'Bharat Jodo Yatra' a ray of hope in the dark times we live in
'Bharat Jodo Yatra' provides an opportunity for India's distressed citizens to speak out against the divisive politics and destructive policies of the current regime in power at the Centre
With the ‘Bharat Jodo Yatra’ on its way, it is time for the citizens of the country to rejoice and participate in it. At this crucial juncture, there ought to be togetherness and a collective cry to safeguard our country and halt any further damage to the country's democratic ethos.
Every possible effort should be made to stop the fascist forces, else not just we, but our future generations too will regret it. And then it might be too late to salvage the ruined economy and our national institutions.
In recent times, many amongst us have turned hopeless at the way prices are spiralling, with even the food intake of the middle classes drastically affected. Coupled with this, the sheer violence and anarchy in the society has perhaps never been this frightening.
We must speak out to save our land and our people. We must highlight the role of stalwarts and statesmen like Pandit Jawaharlal Nehru. He was indeed a leader of the masses. Today it is the duty of the masses to uphold his vision, dream and passion to take our country forward.
The ruling right-wing regime seems hell-bent on omitting from collective memory the crucial role played by Nehru. He, the builder of modern-day India, was not only loved and respected by the citizens of his country but also by people across the world.
Shockingly, in these recent times, there have been blatant distortions, if not deletion, of significant historical facts and factors related to such leaders.
Around the autumn of 2016, newsreports had come in of the plans of the then BJP government in Rajasthan to remove from the textbooks a particular chapter on Pandit Jawaharlal Nehru.
Why should this generation or future generations be deprived of being educated about the stellar role played by a statesman like Nehru?
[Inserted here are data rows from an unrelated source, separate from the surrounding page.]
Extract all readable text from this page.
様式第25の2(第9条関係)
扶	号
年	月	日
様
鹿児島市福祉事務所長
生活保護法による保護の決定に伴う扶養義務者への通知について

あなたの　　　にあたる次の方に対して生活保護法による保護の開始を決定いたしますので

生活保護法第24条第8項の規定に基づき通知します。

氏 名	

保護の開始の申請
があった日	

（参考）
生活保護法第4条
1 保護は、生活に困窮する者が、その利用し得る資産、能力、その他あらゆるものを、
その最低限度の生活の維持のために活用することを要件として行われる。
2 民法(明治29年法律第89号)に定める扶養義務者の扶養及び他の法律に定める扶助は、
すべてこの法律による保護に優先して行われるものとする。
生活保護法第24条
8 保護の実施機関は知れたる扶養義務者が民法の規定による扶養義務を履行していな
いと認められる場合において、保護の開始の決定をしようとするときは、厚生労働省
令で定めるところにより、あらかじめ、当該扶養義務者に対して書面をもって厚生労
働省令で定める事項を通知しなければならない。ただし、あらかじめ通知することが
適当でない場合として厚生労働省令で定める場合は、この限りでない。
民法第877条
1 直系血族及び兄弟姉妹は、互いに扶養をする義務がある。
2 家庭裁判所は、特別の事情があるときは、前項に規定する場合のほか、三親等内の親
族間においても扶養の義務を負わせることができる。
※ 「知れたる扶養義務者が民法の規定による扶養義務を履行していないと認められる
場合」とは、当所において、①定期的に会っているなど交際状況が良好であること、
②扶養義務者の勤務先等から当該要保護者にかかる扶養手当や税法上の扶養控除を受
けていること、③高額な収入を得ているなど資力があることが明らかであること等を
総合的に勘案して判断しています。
After all, ‘Panditji’, as Jawaharlal Nehru was popularly called, stood for democratic values, for the rights and dignity of the minorities and the disadvantaged.
Yes, communal attacks did take place even in those years, but they were controlled and there was that guarantee that justice would prevail. That feeling of security was intact because he was himself secular.
The fact is that Jawaharlal Nehru was respected and loved by all segments of society, by people from different faiths, religions, regions.
I vividly recall how my maternal grandmother, Amna Rahman, cried out in deep anguish when she heard the news of his passing away. I was too young to comprehend the connect between her tears and Nehru's death, but to this day I recall her words along the strain that Nehru was a saviour of the masses of our country.
Later, she had explained that in a democracy, it was not important to have a leader from a particular minority or majority community but a person one could respect and look up to; someone who could take care of the masses, without discriminating along religious or regional lines.
Years later, during my interactions with the Muslim citizens of the country, whenever the topic of the Partition came up, they would invariably say that their fathers and grandfathers had opted to stay back in India in the hope that leaders of the stature of Pandit Jawaharlal Nehru would be their rulers; with that, sound and just administration would prevail.
They couldn’t have imagined, even in their wildest dreams, that a day would come when right-wing men will seize the levers of powers of the country.
Nehru was respected worldwide as a statesman. His role in building our country’s democratic structure and infrastructure can never be doubted or diluted. He stands tall. He will always be remembered.
Today, as the 'Bharat Jodo Yatra' heads across the country, it is relevant to recall Nehru's vision for India and work for the 'unity in diversity' which was our country's favourite slogan, now rendered hollow by the present regime.